I'm sure Professor Barber gives very entertaining classroom lectures. But I wouldn't mind if he would quit writing these cutesy yet panicky books. (He's done another one, you know.)
Rating:  Summary: Changed sub-title? Review: Before 9-11, when I was reading this book for a sociology class, the subtitle read "How Globalism and Tribalism are Reshaping the World"
After 9-11 when everything with "Jihad" in the title became a best-seller I noticed at a bookstore that the new editions had the sub-title reading "Terrorism's threat to Democracy."
The book was pretty good, a welcome break from the textbooks and very readable, but I thought changing the sub-title was a pretty lame way to capitalize on 9-11.
Check out Random House's website for a picture of the "terrorism" cover.
Rating:  Summary: Excellent! Review: This book accomplishes its mission (challenge & threaten our ethno-centric views about American capitalism & democracy) so well, that it has generated the overreaction and critism of the other reviewers on this site. Barber illicits us to ask very painful questions about our society and its future, and needless to say, such a provocative book creates controversy. However, Barber's merits should not be judged by whether you agree with his theories. The book is very well researched & documentated and Barber does a nice job of tying philosophy, economics, politics, sociology into a neat and comprehensive view of humanity. My only criticism is that he tends to overuse the jargon d'jour, and the book can be dry reading at times. I highly recommend this book to anyone who perceives the decline of the American empire and is looking for clear, concise diagnostics and remedies.
Rating:  Summary: Interesting ideas, works as an introduction.... Review: ...to certain ideas about our world. He reminds me of the guy who wrote Corporation Nation: Not a bad idea, but can't seem to decide if he wants to make accessible, bestselling books or write a serious, insightful study (although Corp.

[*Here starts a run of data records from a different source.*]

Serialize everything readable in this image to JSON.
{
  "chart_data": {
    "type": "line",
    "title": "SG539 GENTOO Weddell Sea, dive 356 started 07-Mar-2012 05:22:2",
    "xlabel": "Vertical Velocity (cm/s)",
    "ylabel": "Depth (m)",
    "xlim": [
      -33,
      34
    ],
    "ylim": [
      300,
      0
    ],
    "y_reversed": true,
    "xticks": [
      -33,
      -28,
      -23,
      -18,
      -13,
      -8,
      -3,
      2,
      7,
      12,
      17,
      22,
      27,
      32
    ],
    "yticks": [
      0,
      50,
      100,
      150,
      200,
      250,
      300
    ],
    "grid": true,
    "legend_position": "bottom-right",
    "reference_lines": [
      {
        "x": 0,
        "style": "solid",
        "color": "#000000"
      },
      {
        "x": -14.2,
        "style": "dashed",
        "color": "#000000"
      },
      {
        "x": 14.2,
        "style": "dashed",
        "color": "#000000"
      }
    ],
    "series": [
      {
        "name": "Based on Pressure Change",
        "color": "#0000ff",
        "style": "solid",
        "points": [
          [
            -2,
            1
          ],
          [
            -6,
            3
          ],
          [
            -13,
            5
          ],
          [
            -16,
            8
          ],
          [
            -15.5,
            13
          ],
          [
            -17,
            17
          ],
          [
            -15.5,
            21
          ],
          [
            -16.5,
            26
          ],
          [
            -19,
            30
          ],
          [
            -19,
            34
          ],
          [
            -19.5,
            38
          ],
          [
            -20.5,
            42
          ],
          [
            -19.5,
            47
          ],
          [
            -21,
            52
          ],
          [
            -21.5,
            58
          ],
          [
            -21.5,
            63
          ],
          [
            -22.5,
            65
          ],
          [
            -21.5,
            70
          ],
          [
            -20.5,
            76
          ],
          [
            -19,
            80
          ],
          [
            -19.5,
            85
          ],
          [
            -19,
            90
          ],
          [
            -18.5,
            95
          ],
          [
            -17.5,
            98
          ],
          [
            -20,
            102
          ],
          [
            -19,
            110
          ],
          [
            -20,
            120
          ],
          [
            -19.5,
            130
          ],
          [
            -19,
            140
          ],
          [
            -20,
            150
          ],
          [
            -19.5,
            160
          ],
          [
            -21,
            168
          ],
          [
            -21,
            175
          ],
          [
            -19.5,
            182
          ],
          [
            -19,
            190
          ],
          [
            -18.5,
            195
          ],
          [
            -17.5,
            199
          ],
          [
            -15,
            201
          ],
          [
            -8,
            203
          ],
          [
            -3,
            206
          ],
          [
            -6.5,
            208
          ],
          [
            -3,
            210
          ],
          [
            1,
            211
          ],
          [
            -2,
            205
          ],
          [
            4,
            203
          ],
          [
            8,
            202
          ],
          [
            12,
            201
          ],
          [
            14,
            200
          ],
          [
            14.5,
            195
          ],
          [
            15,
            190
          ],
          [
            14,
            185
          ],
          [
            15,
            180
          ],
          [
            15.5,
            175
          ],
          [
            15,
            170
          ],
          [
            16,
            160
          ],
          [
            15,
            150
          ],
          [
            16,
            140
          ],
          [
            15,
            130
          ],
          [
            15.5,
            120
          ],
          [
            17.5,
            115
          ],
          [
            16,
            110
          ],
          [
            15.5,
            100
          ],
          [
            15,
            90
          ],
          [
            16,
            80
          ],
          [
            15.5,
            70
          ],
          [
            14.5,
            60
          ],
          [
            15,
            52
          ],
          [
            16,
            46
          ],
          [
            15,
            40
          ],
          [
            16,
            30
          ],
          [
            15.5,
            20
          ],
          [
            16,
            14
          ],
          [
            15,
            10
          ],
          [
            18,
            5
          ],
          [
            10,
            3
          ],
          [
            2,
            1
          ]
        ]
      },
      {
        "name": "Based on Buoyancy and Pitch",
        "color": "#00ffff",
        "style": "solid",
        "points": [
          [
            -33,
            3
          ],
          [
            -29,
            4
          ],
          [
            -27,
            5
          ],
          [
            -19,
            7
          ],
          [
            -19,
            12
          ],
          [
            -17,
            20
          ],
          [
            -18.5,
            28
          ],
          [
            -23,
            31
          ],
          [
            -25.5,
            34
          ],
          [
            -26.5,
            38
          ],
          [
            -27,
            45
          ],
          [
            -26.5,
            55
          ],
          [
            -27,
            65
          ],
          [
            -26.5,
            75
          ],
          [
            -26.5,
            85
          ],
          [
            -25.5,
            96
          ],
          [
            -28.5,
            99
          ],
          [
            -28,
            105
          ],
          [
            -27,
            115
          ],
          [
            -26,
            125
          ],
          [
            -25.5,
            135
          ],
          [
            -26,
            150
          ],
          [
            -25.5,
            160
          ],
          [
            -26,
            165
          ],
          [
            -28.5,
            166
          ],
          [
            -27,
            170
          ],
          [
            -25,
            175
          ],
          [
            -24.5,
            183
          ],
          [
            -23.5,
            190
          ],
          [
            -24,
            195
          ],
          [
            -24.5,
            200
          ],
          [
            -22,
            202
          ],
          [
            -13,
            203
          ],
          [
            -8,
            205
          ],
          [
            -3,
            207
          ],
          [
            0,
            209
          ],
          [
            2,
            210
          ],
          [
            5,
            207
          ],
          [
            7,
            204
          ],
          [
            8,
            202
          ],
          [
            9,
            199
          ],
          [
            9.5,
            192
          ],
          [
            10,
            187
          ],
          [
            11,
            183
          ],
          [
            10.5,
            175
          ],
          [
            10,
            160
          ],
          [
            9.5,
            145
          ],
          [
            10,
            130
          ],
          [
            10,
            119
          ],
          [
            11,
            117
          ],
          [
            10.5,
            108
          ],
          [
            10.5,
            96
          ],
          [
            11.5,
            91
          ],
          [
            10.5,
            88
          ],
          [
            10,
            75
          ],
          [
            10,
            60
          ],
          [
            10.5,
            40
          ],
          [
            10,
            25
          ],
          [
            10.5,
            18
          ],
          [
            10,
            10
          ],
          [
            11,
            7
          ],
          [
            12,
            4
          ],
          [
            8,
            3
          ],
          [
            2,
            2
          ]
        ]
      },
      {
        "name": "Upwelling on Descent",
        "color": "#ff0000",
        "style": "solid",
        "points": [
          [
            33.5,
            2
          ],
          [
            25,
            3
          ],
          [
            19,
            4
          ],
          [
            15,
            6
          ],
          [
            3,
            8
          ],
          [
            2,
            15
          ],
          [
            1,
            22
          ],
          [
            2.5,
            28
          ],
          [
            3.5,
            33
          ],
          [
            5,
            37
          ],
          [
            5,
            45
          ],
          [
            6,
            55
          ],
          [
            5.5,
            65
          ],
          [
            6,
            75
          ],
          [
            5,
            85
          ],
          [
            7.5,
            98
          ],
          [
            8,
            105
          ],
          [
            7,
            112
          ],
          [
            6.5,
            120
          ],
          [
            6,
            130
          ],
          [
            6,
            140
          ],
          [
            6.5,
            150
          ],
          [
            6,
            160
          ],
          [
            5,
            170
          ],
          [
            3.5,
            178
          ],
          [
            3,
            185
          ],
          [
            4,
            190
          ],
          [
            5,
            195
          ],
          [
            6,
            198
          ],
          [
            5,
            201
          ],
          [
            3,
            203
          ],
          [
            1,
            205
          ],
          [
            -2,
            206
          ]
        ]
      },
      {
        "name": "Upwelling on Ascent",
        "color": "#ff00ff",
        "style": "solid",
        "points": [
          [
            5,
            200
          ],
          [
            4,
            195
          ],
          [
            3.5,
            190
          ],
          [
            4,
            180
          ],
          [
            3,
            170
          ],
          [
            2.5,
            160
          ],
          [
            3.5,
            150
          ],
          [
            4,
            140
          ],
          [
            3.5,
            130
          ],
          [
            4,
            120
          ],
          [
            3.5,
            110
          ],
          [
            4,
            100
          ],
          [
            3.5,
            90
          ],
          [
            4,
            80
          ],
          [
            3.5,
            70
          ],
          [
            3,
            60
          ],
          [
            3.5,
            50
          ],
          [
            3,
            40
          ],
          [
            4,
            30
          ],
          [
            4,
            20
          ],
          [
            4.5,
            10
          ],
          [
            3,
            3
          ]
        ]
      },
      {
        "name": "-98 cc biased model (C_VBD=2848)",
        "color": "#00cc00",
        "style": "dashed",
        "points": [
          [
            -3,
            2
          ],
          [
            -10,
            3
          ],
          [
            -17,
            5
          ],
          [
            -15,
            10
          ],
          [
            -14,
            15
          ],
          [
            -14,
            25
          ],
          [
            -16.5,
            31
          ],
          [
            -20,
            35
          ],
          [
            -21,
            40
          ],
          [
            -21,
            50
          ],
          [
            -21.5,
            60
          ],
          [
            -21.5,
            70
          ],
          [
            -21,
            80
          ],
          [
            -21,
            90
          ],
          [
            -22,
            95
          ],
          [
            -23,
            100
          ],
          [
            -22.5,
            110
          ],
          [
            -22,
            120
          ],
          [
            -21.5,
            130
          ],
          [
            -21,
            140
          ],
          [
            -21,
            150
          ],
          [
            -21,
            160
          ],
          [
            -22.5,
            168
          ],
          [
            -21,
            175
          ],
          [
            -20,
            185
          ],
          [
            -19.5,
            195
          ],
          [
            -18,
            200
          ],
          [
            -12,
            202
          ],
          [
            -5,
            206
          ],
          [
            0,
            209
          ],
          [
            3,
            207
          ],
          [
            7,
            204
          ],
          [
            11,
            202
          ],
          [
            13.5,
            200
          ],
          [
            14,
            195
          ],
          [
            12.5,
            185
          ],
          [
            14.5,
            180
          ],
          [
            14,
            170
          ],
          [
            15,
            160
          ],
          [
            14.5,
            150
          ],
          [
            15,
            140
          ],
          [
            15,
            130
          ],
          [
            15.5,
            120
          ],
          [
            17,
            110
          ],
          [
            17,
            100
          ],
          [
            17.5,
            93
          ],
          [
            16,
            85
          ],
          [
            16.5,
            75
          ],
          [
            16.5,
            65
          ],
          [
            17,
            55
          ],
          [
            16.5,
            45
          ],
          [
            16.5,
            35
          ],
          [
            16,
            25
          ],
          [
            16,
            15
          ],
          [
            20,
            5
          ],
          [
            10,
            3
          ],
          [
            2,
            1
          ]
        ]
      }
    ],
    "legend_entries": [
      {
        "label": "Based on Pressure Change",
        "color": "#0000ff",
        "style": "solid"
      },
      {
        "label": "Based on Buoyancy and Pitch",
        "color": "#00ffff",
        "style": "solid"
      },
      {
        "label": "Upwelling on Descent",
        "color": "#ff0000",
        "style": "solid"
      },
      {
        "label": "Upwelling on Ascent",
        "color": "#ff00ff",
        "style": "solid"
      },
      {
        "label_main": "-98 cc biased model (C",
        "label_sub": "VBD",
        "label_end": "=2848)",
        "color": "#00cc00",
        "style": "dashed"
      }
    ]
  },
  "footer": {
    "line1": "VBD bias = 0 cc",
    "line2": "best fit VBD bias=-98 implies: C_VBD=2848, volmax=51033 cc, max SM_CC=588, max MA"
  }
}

Nation was completely worthless).The dialectic he's describing is powerful (unless you're an academic, in which case you yawn and say "oh, how quaint") and it's certainly interesting, but Barber kind've rolls through this book with too many general statements and not enough good, hard data. It boils down to a rant that a) sounds like it probably makes sense if you agree with it, and b) sounds a little ridiculous if you don't. Don't read it if you expect a tight analysis of globalization/corporatization, or a tight analysis of the Islamist/Western conflict. I'd recommend it for people who want to get into politics, etc, but aren't ready for anything too comprehensive. Check out "Arab and Jew", or "Globalization and its Discontents," or better yet, find some original stuff from the World Bank and the Islamist writers, and put that critical thought to work. And don't write a bad review just cuz it wasn't about what you thought it was about. Read the dust jacket, dopey.
Rating:  Summary: McWorld? More like McMoron Review: This work is hardly groundbreaking theory. Even for 1995. The fact that Barber can argue that McWorld (basically capitalism) is detrimental to democracy is ridiculous. Also, Jihad hates McWorld, not because of its global market economy but because of who we are. Jihad hates America because we are a "Christian" nation. Read the Qur'an.